Un nuevo hallazgo de restos de perros sacrificados en la ciudad de Ica ha encendido las alertas sanitarias y reavivado las denuncias por crueldad animal y presunta comercialización de carne de dudosa procedencia destinada al consumo humano.
El hecho fue confirmado este domingo 8 de febrero, tras una intervención de la Policía Nacional del Perú, junto con personal especializado en delitos, en la zona conocida como Puente Socorro.
Arrojan restos de animales
Se trata del cuarto hallazgo registrado en el mismo sector, lo que refuerza la hipótesis de la existencia de una banda que operaría sin ningún tipo de control sanitario. En el lugar se encontraron bolsas con desechos orgánicos y restos de perros, arrojados de manera reiterada en las inmediaciones del río, generando un foco de contaminación y un ambiente insalubre para los vecinos.

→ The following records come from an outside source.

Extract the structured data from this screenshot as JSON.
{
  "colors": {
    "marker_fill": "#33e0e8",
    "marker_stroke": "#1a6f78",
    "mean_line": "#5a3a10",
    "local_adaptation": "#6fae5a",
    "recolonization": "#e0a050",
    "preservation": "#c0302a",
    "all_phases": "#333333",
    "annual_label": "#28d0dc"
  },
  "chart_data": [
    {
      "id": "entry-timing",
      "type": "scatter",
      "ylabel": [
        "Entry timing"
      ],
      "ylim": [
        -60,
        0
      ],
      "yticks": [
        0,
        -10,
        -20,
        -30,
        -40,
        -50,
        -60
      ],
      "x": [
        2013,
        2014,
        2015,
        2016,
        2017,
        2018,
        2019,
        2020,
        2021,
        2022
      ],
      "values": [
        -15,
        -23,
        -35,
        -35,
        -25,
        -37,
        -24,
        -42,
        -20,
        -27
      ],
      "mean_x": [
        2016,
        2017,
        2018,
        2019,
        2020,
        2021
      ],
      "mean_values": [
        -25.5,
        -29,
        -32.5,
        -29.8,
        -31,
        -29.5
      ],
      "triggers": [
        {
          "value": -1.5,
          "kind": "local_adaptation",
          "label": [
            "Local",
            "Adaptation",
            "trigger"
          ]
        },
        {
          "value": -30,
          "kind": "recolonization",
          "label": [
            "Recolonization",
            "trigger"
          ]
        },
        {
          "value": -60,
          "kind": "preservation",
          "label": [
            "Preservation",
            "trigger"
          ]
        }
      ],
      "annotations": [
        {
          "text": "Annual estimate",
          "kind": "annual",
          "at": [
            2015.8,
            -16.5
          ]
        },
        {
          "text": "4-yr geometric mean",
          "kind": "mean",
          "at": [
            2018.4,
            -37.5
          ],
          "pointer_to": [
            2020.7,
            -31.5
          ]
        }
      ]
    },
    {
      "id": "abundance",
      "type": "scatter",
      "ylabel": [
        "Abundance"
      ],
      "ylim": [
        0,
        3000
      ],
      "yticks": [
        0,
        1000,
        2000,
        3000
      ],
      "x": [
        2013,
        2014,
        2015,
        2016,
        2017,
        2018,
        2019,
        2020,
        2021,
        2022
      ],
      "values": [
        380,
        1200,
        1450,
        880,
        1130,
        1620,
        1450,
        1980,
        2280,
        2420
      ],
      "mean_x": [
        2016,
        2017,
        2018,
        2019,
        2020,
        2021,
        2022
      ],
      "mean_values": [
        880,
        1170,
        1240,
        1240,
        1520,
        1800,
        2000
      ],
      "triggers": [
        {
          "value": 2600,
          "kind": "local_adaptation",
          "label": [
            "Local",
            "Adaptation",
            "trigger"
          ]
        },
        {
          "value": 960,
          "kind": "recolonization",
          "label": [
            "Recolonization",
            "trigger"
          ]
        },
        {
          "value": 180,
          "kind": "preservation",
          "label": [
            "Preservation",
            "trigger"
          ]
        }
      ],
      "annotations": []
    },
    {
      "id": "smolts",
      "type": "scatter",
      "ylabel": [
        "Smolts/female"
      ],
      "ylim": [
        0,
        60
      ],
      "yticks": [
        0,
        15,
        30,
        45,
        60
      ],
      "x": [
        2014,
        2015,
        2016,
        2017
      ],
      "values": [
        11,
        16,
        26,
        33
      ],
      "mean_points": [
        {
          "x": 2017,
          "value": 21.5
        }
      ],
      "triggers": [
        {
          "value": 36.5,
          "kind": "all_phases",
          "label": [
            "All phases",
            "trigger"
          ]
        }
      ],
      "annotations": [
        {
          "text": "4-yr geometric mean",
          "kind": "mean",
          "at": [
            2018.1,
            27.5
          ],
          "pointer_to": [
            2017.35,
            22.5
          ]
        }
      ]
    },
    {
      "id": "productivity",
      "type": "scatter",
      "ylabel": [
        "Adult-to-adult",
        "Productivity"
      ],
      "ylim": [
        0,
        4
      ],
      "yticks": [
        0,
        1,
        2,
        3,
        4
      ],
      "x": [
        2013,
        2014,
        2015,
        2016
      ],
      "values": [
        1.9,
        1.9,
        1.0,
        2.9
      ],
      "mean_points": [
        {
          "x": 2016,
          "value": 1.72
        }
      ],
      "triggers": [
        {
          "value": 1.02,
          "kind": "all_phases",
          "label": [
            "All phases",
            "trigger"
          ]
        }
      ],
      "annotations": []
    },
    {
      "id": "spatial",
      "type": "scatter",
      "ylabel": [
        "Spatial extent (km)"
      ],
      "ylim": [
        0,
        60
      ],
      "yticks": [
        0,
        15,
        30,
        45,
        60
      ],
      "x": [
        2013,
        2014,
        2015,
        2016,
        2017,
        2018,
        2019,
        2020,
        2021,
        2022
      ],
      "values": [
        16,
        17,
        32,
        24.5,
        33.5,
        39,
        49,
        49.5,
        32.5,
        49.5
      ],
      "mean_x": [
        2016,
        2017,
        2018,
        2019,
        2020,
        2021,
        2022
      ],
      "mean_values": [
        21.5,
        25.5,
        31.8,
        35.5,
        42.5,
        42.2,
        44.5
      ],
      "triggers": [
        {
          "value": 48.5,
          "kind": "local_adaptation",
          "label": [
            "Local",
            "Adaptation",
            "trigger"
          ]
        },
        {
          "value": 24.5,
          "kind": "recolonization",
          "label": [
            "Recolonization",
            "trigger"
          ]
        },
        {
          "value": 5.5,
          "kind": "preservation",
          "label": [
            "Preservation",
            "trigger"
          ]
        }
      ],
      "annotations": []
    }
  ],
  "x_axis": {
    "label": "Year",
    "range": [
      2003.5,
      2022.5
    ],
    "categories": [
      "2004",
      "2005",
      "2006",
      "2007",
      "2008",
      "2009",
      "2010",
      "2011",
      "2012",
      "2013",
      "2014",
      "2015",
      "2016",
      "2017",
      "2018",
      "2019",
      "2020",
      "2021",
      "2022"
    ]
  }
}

De acuerdo con informes recogidos en días anteriores, algunos de los restos hallados incluían pellejos de canes mezclados con los de cerdos, lo que ha despertado serias sospechas de que ambos animales habrían sido hervidos conjuntamente para su posterior uso en alimentos de consumo popular, como tamales o embutidos artesanales. Esta posibilidad plantea una grave amenaza contra la salud pública, al desconocerse el origen y tratamiento de la carne.
Las denuncias no son recientes. Desde hace aproximadamente cuatro años, tras la pandemia, rescatistas y colectivos animalistas han advertido sobre la existencia de esta práctica en distintos puntos de la provincia de Ica. Sin embargo, pese a los reiterados llamados de atención, los hallazgos continúan repitiéndose.

Vecinos del barrio La Esperanza han señalado que el arrojo de restos caninos se ha vuelto sistemático, especialmente durante horas de la madrugada. Bolsas de plástico con piel, huesos y pelos son abandonadas sin ningún tipo de manejo sanitario, exponiendo a la población a riesgos biológicos y ambientales.
El primer hallazgo documentado se registró el 20 de enero, cuando se encontraron siete perros muertos cerca del muro de la margen derecha del río. Posteriormente, el 3 de febrero, fueron halladas tres bolsas adicionales que contenían pellejos, restos de piel y pelos correspondientes a varios animales. Al día siguiente, 4 de febrero, se reportaron nuevas bolsas con restos orgánicos de perros, sumándose finalmente el más reciente hallazgo del domingo 8 de febrero.
Pese a que estos hechos fueron denunciados oportunamente en la comisaría correspondiente, los vecinos aseguran que los desechos continuaron apareciendo, evidenciando una preocupante falta de respuesta efectiva por parte de las autoridades locales.
La gravedad del caso fue confirmada por el médico veterinario de la Municipalidad de Ica, quien verificó que los restos correspondían efectivamente a animales muertos, en su mayoría perros.
Vecinos, rescatistas y defensores de los animales exigen una investigación exhaustiva, la identificación de los responsables y la adopción de medidas urgentes que garanticen tanto la protección de los animales como la seguridad alimentaria de la ciudad.